Groups, activists, and historians have been asking, already for some time to end the colonial glorification of the “Golden Age”, asking for an alternative narrative, that takes into account the harsh reality of slavery and land exploitation.

Among those, also the former Witte de With art house, based in Rotterdam, in the street that crowned it with a controversial name, has been subjected to criticism. On the 14th of June 2017  Egbert Alejandro Martina, Ramona Sno, Hodan Warsame, Patricia Schor, Amal Alhaag and Maria Guggenbichler published an open letter to Witte de With. Co-signed by many artists and activists, the letter openly challenged the Witte de With Center for Contemporary Art to critically engage on timely issues while being represented “under a name that conjures up a history of terror“. Tackling a project evolving around decolonization, without questioning its own identity indeed appears as a paradox.

The center for contemporary art in Rotterdam is named after Witte Corneliszoon de With, a high-ranking officer in the colonial navy, engaged for both the Dutch West India Company and the Dutch East India Company. Not only he has been contributing to the colonialization of southeast Asia, but he is well known both for the destruction of the city of Jakayarta (nowadays known as Jakarta) and for the destruction of huge cloves plantations, meant to preserve its price, thus at the disadvantage of the local economy of the colony.

Coming back to modern time: the letter didn’t go unheard.
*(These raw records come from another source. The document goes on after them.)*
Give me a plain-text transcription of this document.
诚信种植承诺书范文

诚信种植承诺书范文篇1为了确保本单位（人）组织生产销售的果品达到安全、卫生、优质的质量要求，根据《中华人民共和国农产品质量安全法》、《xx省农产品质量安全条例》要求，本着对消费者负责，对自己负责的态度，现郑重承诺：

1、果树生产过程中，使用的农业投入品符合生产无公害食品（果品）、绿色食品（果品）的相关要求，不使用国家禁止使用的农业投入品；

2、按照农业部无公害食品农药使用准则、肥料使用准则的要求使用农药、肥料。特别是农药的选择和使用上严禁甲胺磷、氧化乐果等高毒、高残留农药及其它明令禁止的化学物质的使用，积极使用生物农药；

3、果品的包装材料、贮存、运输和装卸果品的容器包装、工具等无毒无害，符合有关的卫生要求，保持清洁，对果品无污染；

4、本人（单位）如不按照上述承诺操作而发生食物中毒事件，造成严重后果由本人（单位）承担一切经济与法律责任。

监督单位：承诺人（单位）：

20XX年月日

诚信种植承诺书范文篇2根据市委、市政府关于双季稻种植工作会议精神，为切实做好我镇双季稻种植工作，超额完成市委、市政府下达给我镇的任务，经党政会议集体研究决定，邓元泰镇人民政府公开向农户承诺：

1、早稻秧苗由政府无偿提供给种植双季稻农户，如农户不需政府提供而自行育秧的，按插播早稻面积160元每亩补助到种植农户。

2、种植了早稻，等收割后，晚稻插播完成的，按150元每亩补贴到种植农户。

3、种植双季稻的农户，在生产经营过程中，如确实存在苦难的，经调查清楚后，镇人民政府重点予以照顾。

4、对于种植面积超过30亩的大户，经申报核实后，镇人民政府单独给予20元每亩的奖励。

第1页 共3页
Echoing into a debate not only about decolonization but about the need for institutional transformations with the purpose of addressing the issues of representation, heritage, and systemic racism, museum’s management chose a new name, soon after the publication of the letter.

This radical choice was driven mainly by two reasons: the first is that the museum’s name was chosen just because it is based in Witte de Withstraat, 50. While the second reason, and mainly the most important one, lies in the clash between what the name stands for and the mission and vision of inclusiveness that the museum itself intends to pursue.
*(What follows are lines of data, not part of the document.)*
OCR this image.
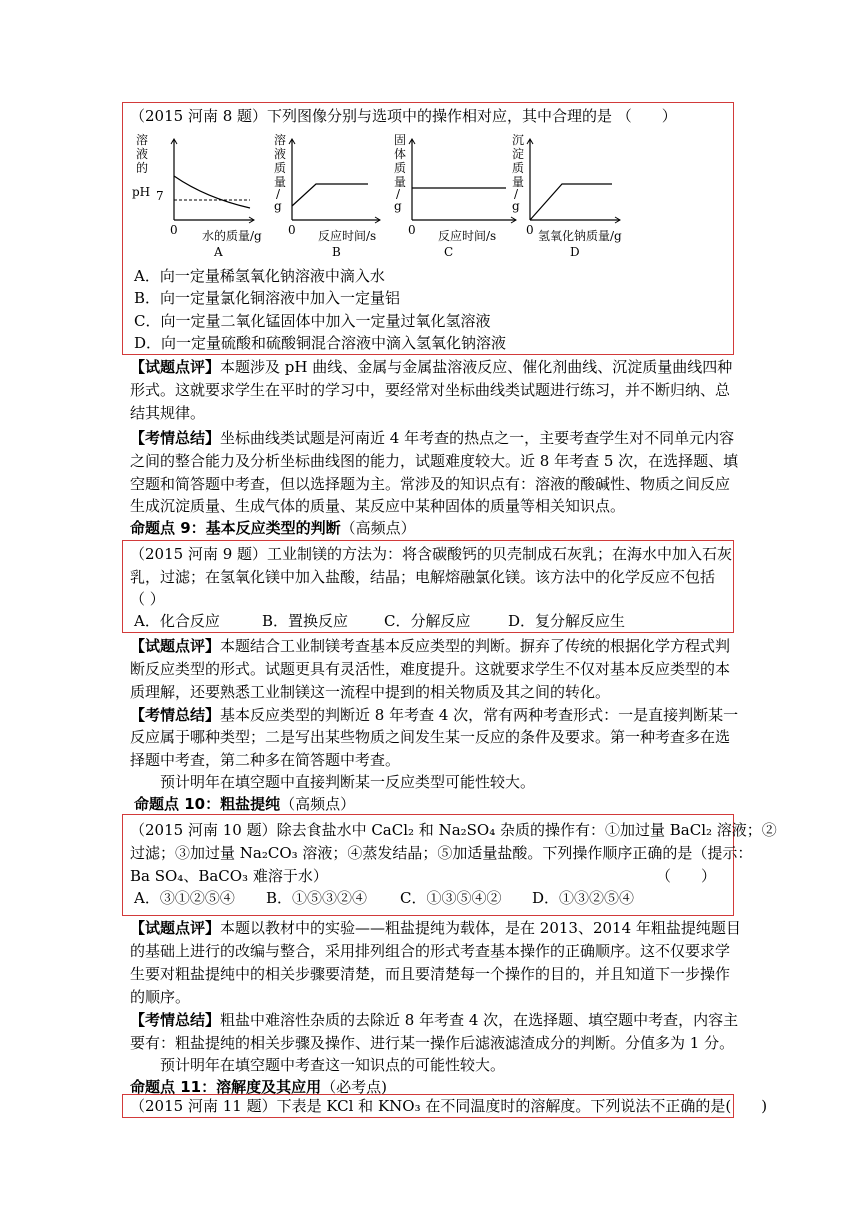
（2015 河南 8 题）下列图像分别与选项中的操作相对应，其中合理的是 （　　）
溶
液
的
pH 7
0 水的质量/g
A
溶
液
质
量
/
g
0 反应时间/s
B
固
体
质
量
/
g
0 反应时间/s
C
沉
淀
质
量
/
g
0 氢氧化钠质量/g
D
A．向一定量稀氢氧化钠溶液中滴入水
B．向一定量氯化铜溶液中加入一定量铝
C．向一定量二氧化锰固体中加入一定量过氧化氢溶液
D．向一定量硫酸和硫酸铜混合溶液中滴入氢氧化钠溶液
【试题点评】本题涉及 pH 曲线、金属与金属盐溶液反应、催化剂曲线、沉淀质量曲线四种
形式。这就要求学生在平时的学习中，要经常对坐标曲线类试题进行练习，并不断归纳、总
结其规律。
【考情总结】坐标曲线类试题是河南近 4 年考查的热点之一，主要考查学生对不同单元内容
之间的整合能力及分析坐标曲线图的能力，试题难度较大。近 8 年考查 5 次，在选择题、填
空题和简答题中考查，但以选择题为主。常涉及的知识点有：溶液的酸碱性、物质之间反应
生成沉淀质量、生成气体的质量、某反应中某种固体的质量等相关知识点。
命题点 9：基本反应类型的判断（高频点）
（2015 河南 9 题）工业制镁的方法为：将含碳酸钙的贝壳制成石灰乳；在海水中加入石灰
乳，过滤；在氢氧化镁中加入盐酸，结晶；电解熔融氯化镁。该方法中的化学反应不包括
（ ）
A．化合反应	B．置换反应 C．分解反应	D．复分解反应生
【试题点评】本题结合工业制镁考查基本反应类型的判断。摒弃了传统的根据化学方程式判
断反应类型的形式。试题更具有灵活性，难度提升。这就要求学生不仅对基本反应类型的本
质理解，还要熟悉工业制镁这一流程中提到的相关物质及其之间的转化。
【考情总结】基本反应类型的判断近 8 年考查 4 次，常有两种考查形式：一是直接判断某一
反应属于哪种类型；二是写出某些物质之间发生某一反应的条件及要求。第一种考查多在选
择题中考查，第二种多在简答题中考查。
预计明年在填空题中直接判断某一反应类型可能性较大。
命题点 10：粗盐提纯（高频点）
（2015 河南 10 题）除去食盐水中 CaCl₂ 和 Na₂SO₄ 杂质的操作有：①加过量 BaCl₂ 溶液；②
过滤；③加过量 Na₂CO₃ 溶液；④蒸发结晶；⑤加适量盐酸。下列操作顺序正确的是（提示：
Ba SO₄、BaCO₃ 难溶于水）	（　　）
A．③①②⑤④ B．①⑤③②④ C．①③⑤④② D．①③②⑤④
【试题点评】本题以教材中的实验——粗盐提纯为载体，是在 2013、2014 年粗盐提纯题目
的基础上进行的改编与整合，采用排列组合的形式考查基本操作的正确顺序。这不仅要求学
生要对粗盐提纯中的相关步骤要清楚，而且要清楚每一个操作的目的，并且知道下一步操作
的顺序。
【考情总结】粗盐中难溶性杂质的去除近 8 年考查 4 次，在选择题、填空题中考查，内容主
要有：粗盐提纯的相关步骤及操作、进行某一操作后滤液滤渣成分的判断。分值多为 1 分。
预计明年在填空题中考查这一知识点的可能性较大。
命题点 11：溶解度及其应用（必考点)
（2015 河南 11 题）下表是 KCl 和 KNO₃ 在不同温度时的溶解度。下列说法不正确的是(　　)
One episode helped to accelerate that transition: an activist, who vandalized the external walls, leaving a footprint on it to represent the violence perpetrated within the colony, convinced the museum to quickly switch to a new name. Over the last few years, the contemporary art center has been engaged in an increasingly open public commitment: to date, the results include the continuous diversification of the team, the creation of a new freely accessible programming space, MELLY, with a methodology of integrated collective learning, and the expansion of educational activities.

and the new Name is …

On the track of public engagement, the institute decided to include the wider public in the choice of its new name. To do so, a poll was launched. Three hundred people took part in it, and the choice dropped on the name Melly, once the open exhibition space on the ground floor of the institute. Melly comes from the work of the Canadian artist Ken Lum (“Melly Shum hates her Job”). Lum’s work has been for some time exhibited within the museum.The name Melly is the exact opposite of what colonialism is: it represents an anti-heroine, a woman, and a worker, crowning the institution’s new relationship both with the community of Rotterdam, and a broader post-colonial society.